As for advertising, Microsoft showed off its Spotlight capability for running ads on the lock screen early in the beta testing process. It even touted Spotlight as a new advertising medium for big-budget companies. Microsoft also included a "Highlighted app" capability, at one point putting a Microsoft-selected app on the left side of the Start screen. A couple of months ago, the Universal Weather app sprouted a display ad. All of those have been quashed in the current version. Whether they'll come sneaking back is anyone's guess. Perhaps advertising will become the price of using Windows 10.

Many other new features aren't yet fully functional. Continuum, which enables you to switch from touchscreen mode to mouse and back again, seems to be waiting for hardware improvements that will arrive with a new generation of devices. Windows Hello -- the face, finger, and retina log-on recognition feature -- similarly needs new hardware and drivers. Although fingerprint recognition reportedly works with some existing fingerprint scanners, face recognition requires a specific kind of camera typified at this point by Intel's RealSense technology. It's going to take a while before such cameras become commonplace.

Windows Media Center is gone. Windows 10 can't play DVDs. Minor irritations for most, with VLC an obvious free choice.

The rest of the apps are going through massive last-minute changes. Windows 10 Mail and Calendar are reasonably usable touch-enabled mail and calendar programs, but nowhere near Outlook.com or Google's new Inbox. People compares quite favorably to DOS-era contact managers, but doesn't set any new bars nowadays.

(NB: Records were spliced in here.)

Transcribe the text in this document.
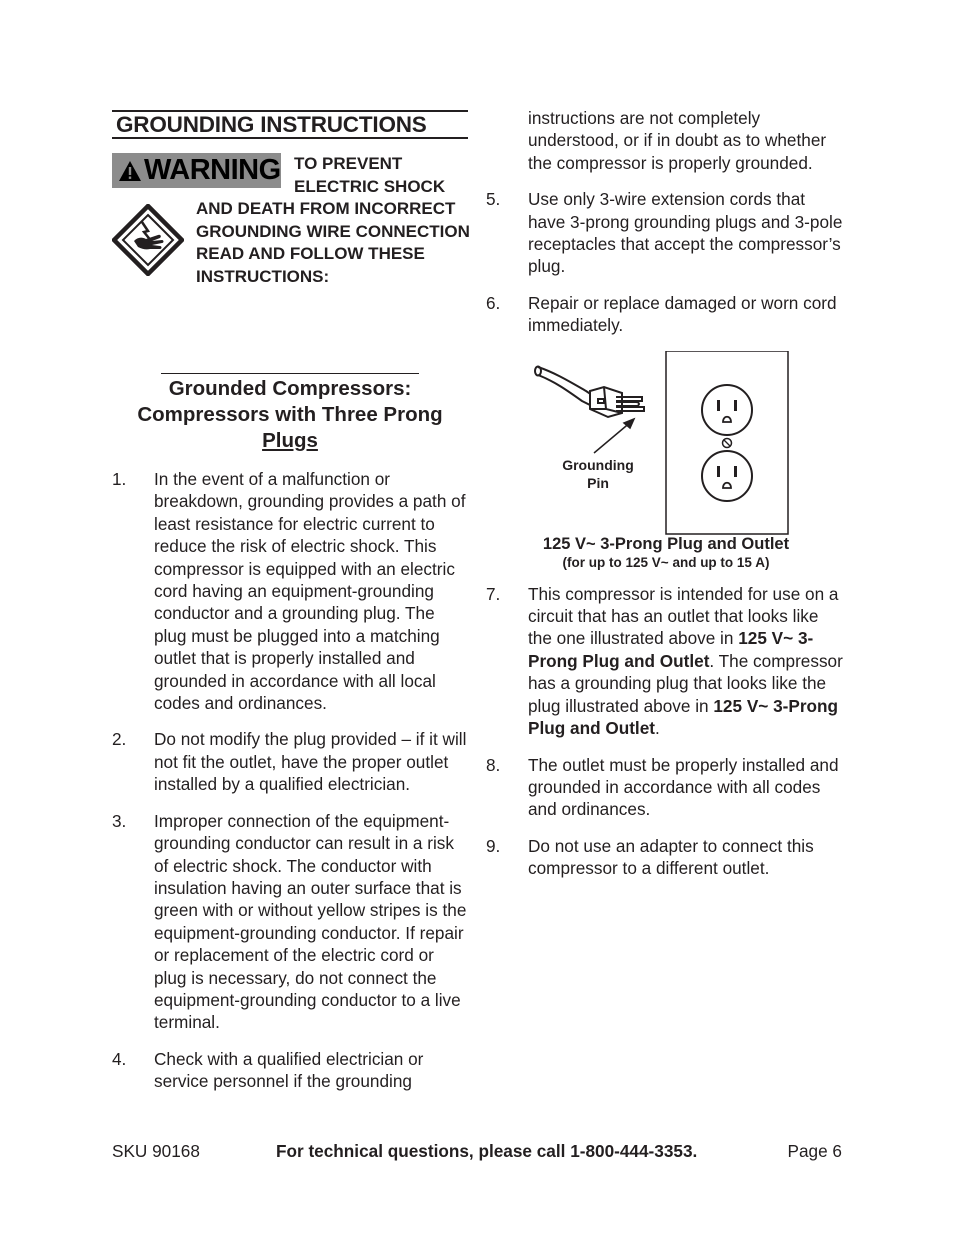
GROUNDING INSTRUCTIONS
WARNING TO PREVENT ELECTRIC SHOCK
AND DEATH FROM INCORRECT GROUNDING WIRE CONNECTION READ AND FOLLOW THESE INSTRUCTIONS:
Grounded Compressors:
Compressors with Three Prong
Plugs
1.	In the event of a malfunction or breakdown, grounding provides a path of least resistance for electric current to reduce the risk of electric shock. This compressor is equipped with an electric cord having an equipment-grounding conductor and a grounding plug. The plug must be plugged into a matching outlet that is properly installed and grounded in accordance with all local codes and ordinances.
2.	Do not modify the plug provided – if it will not fit the outlet, have the proper outlet installed by a qualified electrician.
3.	Improper connection of the equipment-grounding conductor can result in a risk of electric shock. The conductor with insulation having an outer surface that is green with or without yellow stripes is the equipment-grounding conductor. If repair or replacement of the electric cord or plug is necessary, do not connect the equipment-grounding conductor to a live terminal.
4.	Check with a qualified electrician or service personnel if the grounding
instructions are not completely understood, or if in doubt as to whether the compressor is properly grounded.
5.	Use only 3-wire extension cords that have 3-prong grounding plugs and 3-pole receptacles that accept the compressor’s plug.
6.	Repair or replace damaged or worn cord immediately.
Grounding
Pin
125 V~ 3-Prong Plug and Outlet
(for up to 125 V~ and up to 15 A)
7.	This compressor is intended for use on a circuit that has an outlet that looks like the one illustrated above in 125 V~ 3-Prong Plug and Outlet. The compressor has a grounding plug that looks like the plug illustrated above in 125 V~ 3-Prong Plug and Outlet.
8.	The outlet must be properly installed and grounded in accordance with all codes and ordinances.
9.	Do not use an adapter to connect this compressor to a different outlet.
SKU 90168	For technical questions, please call 1-800-444-3353.	Page 6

The Photos app is a cobbled-together extension of the Windows 8.1 tile-based app, with some new smarts, but doesn't come close to what's widely available -- particularly when compared to Google Photos. The future of Music, renamed Groove, remains in doubt, and the app has a very convoluted method for managing playlists. It can't even add metadata. Movies & TV follows in the same rut. The Bing apps -- News, Money, Sports -- have improved modestly from Windows 8.1 days. The old Food & Drink (formerly Food), Health & Fitness (formerly Fitness), and Travel apps have all been pulled. 

On the flip side, Contact Support offers easy access to Microsoft support techs. If it's still free and still readily accessible in two or three months, that will be an enormous boon to beleaguered Windows users. DirectX 12 promises to bring new levels of reality to gamers.